The world needs to stop climate change. Left unchecked, global temperatures will rise by between 40 and 70 Celsius. This would result in the destruction of most ecosystems, render large parts of the world uninhabitable due to summer heat and kill billions of people. This is not just about the Great Barrier Reef or the Amazon jungle, important as they are. This is about the survival of industrial civilisation and, in a worst case scenario, the human race itself.

Action to mitigate climate change, however, does not occur in a vacuum. The same capitalist system which brought us unsustainable fossil fuels also created a vastly unequal society, and inequality continues to increase. When a government uses neo-liberal policies like a carbon price to address climate change, it aggravates the tendency in capitalism to produce inequality. Just as for electricity prices, when fuel prices rise, workers suffer and the capitalists hardly notice.

For us in Australia, the consequences should be clear. The media are dominated by hard Right wing climate denialist voices. They will channel justified working class anger against declining living standards into a deadly weapon against any form of carbon pricing. The Right will promote mass scepticism about the scientific basis for taking action against climate change. This is precisely what occurred to the Labor Government of Julia Gillard in 2010 and the consequences are likely to be the same – or worse – if that strategy is repeated.
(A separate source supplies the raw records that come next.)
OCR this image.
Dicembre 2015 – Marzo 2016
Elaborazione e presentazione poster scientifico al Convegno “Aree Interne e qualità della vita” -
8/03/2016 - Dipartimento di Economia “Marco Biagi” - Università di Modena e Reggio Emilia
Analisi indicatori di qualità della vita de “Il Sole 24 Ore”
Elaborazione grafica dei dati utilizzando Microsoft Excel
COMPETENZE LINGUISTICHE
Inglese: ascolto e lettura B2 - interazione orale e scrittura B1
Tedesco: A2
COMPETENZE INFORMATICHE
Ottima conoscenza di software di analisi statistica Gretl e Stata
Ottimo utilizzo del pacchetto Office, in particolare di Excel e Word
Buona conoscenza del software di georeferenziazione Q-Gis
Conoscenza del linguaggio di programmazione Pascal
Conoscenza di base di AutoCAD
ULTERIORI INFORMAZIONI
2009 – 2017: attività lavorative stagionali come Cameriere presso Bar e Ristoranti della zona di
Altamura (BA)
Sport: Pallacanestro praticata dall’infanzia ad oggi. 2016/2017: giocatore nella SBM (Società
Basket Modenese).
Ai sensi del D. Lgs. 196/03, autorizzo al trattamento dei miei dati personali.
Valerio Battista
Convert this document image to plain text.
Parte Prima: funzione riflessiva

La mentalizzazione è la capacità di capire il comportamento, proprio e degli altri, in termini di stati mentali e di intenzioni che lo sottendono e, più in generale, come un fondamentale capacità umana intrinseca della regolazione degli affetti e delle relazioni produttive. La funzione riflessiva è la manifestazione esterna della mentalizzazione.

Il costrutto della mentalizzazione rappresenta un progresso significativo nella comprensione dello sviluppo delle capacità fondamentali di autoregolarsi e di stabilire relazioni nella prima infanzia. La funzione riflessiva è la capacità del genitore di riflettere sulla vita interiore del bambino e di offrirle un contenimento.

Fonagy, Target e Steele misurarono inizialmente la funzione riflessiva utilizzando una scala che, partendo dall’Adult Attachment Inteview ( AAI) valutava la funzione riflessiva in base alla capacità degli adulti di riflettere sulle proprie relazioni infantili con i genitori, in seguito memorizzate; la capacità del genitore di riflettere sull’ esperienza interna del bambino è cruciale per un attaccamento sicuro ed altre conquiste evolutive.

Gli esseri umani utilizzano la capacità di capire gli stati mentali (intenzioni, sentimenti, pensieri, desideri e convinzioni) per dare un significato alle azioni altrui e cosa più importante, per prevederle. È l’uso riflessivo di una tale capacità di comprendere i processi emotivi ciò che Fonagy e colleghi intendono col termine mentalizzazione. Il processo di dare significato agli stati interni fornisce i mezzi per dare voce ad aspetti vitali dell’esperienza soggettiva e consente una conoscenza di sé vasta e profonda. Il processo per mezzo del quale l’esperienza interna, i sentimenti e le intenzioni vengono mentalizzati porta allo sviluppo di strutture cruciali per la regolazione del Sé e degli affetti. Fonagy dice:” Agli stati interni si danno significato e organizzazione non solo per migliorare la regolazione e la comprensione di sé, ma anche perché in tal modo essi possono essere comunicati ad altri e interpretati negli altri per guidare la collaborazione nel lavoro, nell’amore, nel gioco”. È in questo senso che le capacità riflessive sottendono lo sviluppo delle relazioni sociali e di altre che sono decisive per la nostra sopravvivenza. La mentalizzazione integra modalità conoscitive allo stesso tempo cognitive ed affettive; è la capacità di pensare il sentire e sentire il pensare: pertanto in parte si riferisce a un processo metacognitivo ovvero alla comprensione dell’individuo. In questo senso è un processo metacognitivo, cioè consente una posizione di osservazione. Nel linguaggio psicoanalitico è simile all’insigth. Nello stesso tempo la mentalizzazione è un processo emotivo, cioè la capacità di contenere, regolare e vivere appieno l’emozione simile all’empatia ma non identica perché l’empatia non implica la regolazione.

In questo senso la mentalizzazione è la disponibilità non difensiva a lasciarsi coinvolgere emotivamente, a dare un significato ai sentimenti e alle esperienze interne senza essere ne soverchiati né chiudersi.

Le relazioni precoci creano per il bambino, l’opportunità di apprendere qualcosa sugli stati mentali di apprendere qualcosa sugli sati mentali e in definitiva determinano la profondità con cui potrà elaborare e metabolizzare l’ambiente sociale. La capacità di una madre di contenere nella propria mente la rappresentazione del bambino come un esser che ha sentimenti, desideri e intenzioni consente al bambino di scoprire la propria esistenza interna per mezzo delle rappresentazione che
The only realistic approach to climate change is one that recognises the inequality in our society. The policies of neo-liberalism, in particular carbon pricing, are a prescription for failure. Workers and communities currently reliant on unsustainable industries deserve a just transition. Working class living standards as a whole must be protected to maintain social support for a transition to a carbon free economy. The price of the transition must be borne by those who built and profited from unsustainable industries – the capitalists. In short, we need to abolish capitalism. It is the only strategy that can work.